I'll bring you something special, Aurora promised. I knew she'd spend all her free time searching for a gift that would please me, a book or a bag of sweets, but I didn't blow her a kiss or wish her well.
There will be plenty of times for you to be the one to go, my mother told me. My mother, who was so beautiful, who knew the secrets of the growing season, who always assured me that everyone had her own path, and that mine could be found in the garden.
Green, my mother said to me that day, moments before they left for the city. We're leaving you behind because you're the one who's needed most of all.
Now that she was standing next to me, I was surprised to find that I was almost as tall as my mother. I felt my love for her in the back of my throat, like a stone, heavy, making it impossible for me to speak. I was almost a woman myself Too old to admit I was wrong, or so I thought then, Too old to race after my mother when she turned to leave. I had too much pride to say goodbye. I kept my nose in the air and my back to them. I was Green, moody and prideful and angry.

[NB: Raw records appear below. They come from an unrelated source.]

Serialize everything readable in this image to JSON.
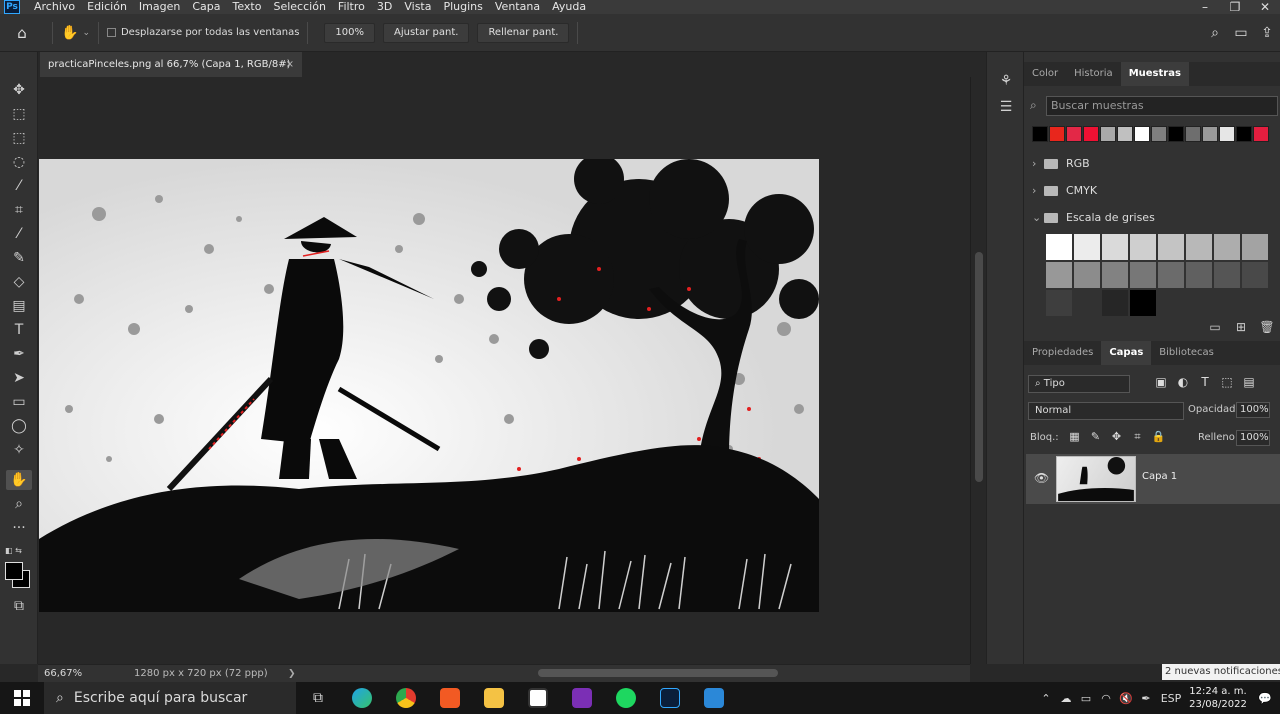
{
  "menubar": {
    "logo": "Ps",
    "items": [
      "Archivo",
      "Edición",
      "Imagen",
      "Capa",
      "Texto",
      "Selección",
      "Filtro",
      "3D",
      "Vista",
      "Plugins",
      "Ventana",
      "Ayuda"
    ]
  },
  "options": {
    "scroll_all_label": "Desplazarse por todas las ventanas",
    "zoom_button": "100%",
    "fit_screen_button": "Ajustar pant.",
    "fill_screen_button": "Rellenar pant."
  },
  "document": {
    "tab_title": "practicaPinceles.png al 66,7% (Capa 1, RGB/8#)",
    "close": "×"
  },
  "status": {
    "zoom": "66,67%",
    "dimensions": "1280 px x 720 px (72 ppp)",
    "arrow": "❯"
  },
  "swatch_panel": {
    "tabs": [
      "Color",
      "Historia",
      "Muestras"
    ],
    "search_placeholder": "Buscar muestras",
    "swatch_colors": [
      "#000000",
      "#e8261c",
      "#e32847",
      "#ee1133",
      "#a9a9a9",
      "#c0c0c0",
      "#ffffff",
      "#7f7f7f",
      "#000000",
      "#6e6e6e",
      "#9a9a9a",
      "#e6e6e6",
      "#000000",
      "#e41e3f"
    ],
    "groups": [
      "RGB",
      "CMYK",
      "Escala de grises"
    ],
    "grays": [
      "#ffffff",
      "#ececec",
      "#dadada",
      "#cfcfcf",
      "#c4c4c4",
      "#b8b8b8",
      "#adadad",
      "#a3a3a3",
      "#989898",
      "#8c8c8c",
      "#828282",
      "#777777",
      "#6b6b6b",
      "#606060",
      "#555555",
      "#494949",
      "#3e3e3e",
      "#323232",
      "#262626",
      "#000000"
    ]
  },
  "layers_panel": {
    "tabs": [
      "Propiedades",
      "Capas",
      "Bibliotecas"
    ],
    "filter_label": "Tipo",
    "blend_mode": "Normal",
    "opacity_label": "Opacidad:",
    "opacity_value": "100%",
    "lock_label": "Bloq.:",
    "fill_label": "Relleno:",
    "fill_value": "100%",
    "layer_name": "Capa 1"
  },
  "notification": {
    "text": "2 nuevas notificaciones"
  },
  "taskbar": {
    "search_placeholder": "Escribe aquí para buscar",
    "language": "ESP",
    "time": "12:24 a. m.",
    "date": "23/08/2022"
  }
}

Now I will forever remember that I turned away.
We had so many birds in the trees back then, and each one sang to me while I did my work. I weeded for hours, until my hands ached. Three blue jay feathers drifted down to me. I kept them in my pocket as a gift for my mother, if I decided to forgive her.
The day was perfect, cloudless and blue, still I continued to feel sorry for myself At noon, I decided to take my lunch up to the hillside that overlooked the city. I let my sister's dog, Onion, trail after me even though he was an annoying beggar who sometimes growled when he saw me. Today Onion tolerated me because my sister wasn't there, but I knew I was just a substitute for Aurora.
It was so warm that I was tired by the time I reached the top of the hill. I can remember the way it felt to breathe in the hot, still air. The stitch in my side. The river in the distance, flat as a mirror. The brambles that had caught in my long, black hair. The blue jays' feathers in my pocket. The chattering of a woodthrush overhead. The dog whining softly.
The pulse in my throat at the last moment of the world as it was.